Take the 7-11 fasting approach
Over the past few months, especially after deepening my yoga practice, I have naturally been gravitating to a two-meals-a-day approach (with little or no snacks and only a cup of milk tea/masala chai in between). I’m still perfecting this routine, and I think it makes a lot of sense overall.
In truth, compressing your daily meals into an eight-hour window — say, lunch at 11 a.m. and dinner by 7 p.m. — may be one of the most powerful dietary changes you can make, especially if fat loss is your goal.
The principle is simple. Eat two proper meals within that window, then fast for the remaining sixteen hours. During the fasting period, you're not truly depriving yourself — water, herbal tea, and black coffee or tea are all fair game. This is actually easier than you'd expect.
Your body, freed from the constant work of digestion, shifts into a fat-burning mode it rarely gets to enter when you're grazing on snacks from morning to night. This is a good thing.
The benefits extend beyond weight loss. Intermittent fasting has been linked to improved insulin sensitivity, reduced inflammation, and enhanced mental clarity. This is mainly because a stable, unfed state produces fewer blood sugar spikes and crashes. Many people also report that hunger, paradoxically, diminishes once the pattern becomes habitual. The body doesn’t take long to adapt.
The hardest part is usually psychological: we've been told breakfast is non-negotiable and technically you’re going against the grain (no pun intended!). But if your last meal was at 7 PM and you sleep eight hours, you're already fifteen hours into a fast by mid-morning. If you have a proper, active morning routine in place, pushing through to 11 AM is a modest extension with incredible rewards.

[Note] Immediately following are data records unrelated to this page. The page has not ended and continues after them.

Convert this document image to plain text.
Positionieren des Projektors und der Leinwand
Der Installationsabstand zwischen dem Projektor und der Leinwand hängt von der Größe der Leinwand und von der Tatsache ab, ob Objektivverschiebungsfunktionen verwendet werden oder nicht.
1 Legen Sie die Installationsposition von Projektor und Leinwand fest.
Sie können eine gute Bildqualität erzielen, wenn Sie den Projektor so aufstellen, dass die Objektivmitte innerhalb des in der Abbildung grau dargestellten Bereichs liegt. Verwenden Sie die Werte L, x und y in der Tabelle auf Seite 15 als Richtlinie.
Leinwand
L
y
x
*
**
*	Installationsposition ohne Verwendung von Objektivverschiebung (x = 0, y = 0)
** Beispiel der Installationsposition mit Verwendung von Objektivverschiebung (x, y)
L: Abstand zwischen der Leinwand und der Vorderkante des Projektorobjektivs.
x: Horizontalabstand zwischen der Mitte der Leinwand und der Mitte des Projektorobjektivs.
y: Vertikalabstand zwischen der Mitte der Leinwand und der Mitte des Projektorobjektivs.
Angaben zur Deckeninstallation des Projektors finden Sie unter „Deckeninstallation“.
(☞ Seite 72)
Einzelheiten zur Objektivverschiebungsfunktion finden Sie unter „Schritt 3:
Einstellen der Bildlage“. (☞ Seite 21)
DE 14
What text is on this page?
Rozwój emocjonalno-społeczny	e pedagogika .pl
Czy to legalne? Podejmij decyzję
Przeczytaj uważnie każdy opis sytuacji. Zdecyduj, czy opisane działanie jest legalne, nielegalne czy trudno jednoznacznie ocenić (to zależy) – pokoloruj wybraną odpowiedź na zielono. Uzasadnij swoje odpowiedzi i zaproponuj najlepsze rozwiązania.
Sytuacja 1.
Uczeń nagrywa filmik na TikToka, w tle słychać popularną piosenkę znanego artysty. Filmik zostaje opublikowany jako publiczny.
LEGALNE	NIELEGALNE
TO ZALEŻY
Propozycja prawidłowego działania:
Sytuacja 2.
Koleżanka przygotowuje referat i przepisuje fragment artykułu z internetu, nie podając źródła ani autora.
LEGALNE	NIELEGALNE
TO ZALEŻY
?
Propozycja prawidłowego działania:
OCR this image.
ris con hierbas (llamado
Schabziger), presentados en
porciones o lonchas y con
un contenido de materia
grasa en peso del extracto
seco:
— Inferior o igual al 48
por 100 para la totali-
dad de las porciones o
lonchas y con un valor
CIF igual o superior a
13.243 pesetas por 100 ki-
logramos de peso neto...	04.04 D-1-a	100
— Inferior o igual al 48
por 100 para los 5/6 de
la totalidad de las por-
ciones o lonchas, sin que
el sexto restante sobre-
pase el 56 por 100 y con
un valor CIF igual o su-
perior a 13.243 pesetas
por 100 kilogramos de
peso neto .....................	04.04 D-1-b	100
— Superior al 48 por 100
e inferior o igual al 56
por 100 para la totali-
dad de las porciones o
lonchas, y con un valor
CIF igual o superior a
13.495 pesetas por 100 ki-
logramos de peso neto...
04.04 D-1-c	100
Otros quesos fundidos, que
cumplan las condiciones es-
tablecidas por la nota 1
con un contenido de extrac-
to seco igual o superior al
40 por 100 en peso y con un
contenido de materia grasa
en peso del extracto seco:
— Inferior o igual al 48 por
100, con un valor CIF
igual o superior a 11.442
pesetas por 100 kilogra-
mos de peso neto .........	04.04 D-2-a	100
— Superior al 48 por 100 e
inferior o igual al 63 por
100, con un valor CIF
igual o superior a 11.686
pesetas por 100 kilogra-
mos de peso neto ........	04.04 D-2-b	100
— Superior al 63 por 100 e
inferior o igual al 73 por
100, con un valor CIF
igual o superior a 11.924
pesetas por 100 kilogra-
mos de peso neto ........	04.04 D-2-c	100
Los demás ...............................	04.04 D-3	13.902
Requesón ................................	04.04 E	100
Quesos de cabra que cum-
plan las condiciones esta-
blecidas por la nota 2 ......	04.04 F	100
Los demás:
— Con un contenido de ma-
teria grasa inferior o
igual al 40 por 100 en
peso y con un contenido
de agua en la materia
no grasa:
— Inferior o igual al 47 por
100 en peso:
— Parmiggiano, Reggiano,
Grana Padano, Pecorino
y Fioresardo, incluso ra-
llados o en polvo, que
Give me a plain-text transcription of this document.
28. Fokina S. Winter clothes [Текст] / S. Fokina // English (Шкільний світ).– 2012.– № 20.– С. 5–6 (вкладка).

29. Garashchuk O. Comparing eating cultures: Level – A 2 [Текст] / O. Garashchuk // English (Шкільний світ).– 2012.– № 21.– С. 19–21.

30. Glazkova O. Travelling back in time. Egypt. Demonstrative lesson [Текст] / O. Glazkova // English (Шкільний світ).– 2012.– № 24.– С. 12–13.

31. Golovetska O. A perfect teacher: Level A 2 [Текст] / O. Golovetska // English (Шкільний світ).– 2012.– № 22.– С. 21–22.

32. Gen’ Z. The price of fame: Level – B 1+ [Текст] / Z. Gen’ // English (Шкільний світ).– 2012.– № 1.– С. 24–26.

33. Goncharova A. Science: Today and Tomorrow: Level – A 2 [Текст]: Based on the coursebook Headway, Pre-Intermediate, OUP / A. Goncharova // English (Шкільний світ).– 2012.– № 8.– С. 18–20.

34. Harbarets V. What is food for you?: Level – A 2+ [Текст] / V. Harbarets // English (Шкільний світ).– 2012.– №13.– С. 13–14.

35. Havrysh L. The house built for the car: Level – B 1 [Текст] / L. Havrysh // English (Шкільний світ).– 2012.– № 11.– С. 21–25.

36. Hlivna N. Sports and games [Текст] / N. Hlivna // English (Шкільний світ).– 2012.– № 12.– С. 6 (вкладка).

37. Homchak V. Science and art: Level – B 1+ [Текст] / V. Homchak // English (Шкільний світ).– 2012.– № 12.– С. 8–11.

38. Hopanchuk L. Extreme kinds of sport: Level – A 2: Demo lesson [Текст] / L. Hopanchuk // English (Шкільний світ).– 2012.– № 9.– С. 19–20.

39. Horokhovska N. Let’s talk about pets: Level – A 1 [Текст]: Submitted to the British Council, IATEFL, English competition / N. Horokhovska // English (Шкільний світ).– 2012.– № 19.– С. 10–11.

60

So, why not adopt this 7-11 fasting method? Just skip breakfast. Eat well a couple of times. Stay disciplined. And let your body do the rest.
PS: Intermittent fasting comes naturally to me, but it may or may not work for you. Please do your own research and only adopt it if you think it is a good fit for your lifestyle. If in doubt, please consult your doctor or family physician. Understanding the pros and cons of intermittent fasting with a healthcare professional is always a good move before taking the plunge.
While intermittent fasting is safe for a majority of people, it may not be a healthy pattern for people who:
- Have an eating disorder.
- Are pregnant or breastfeeding.
- Are at high risk of bone loss and falls.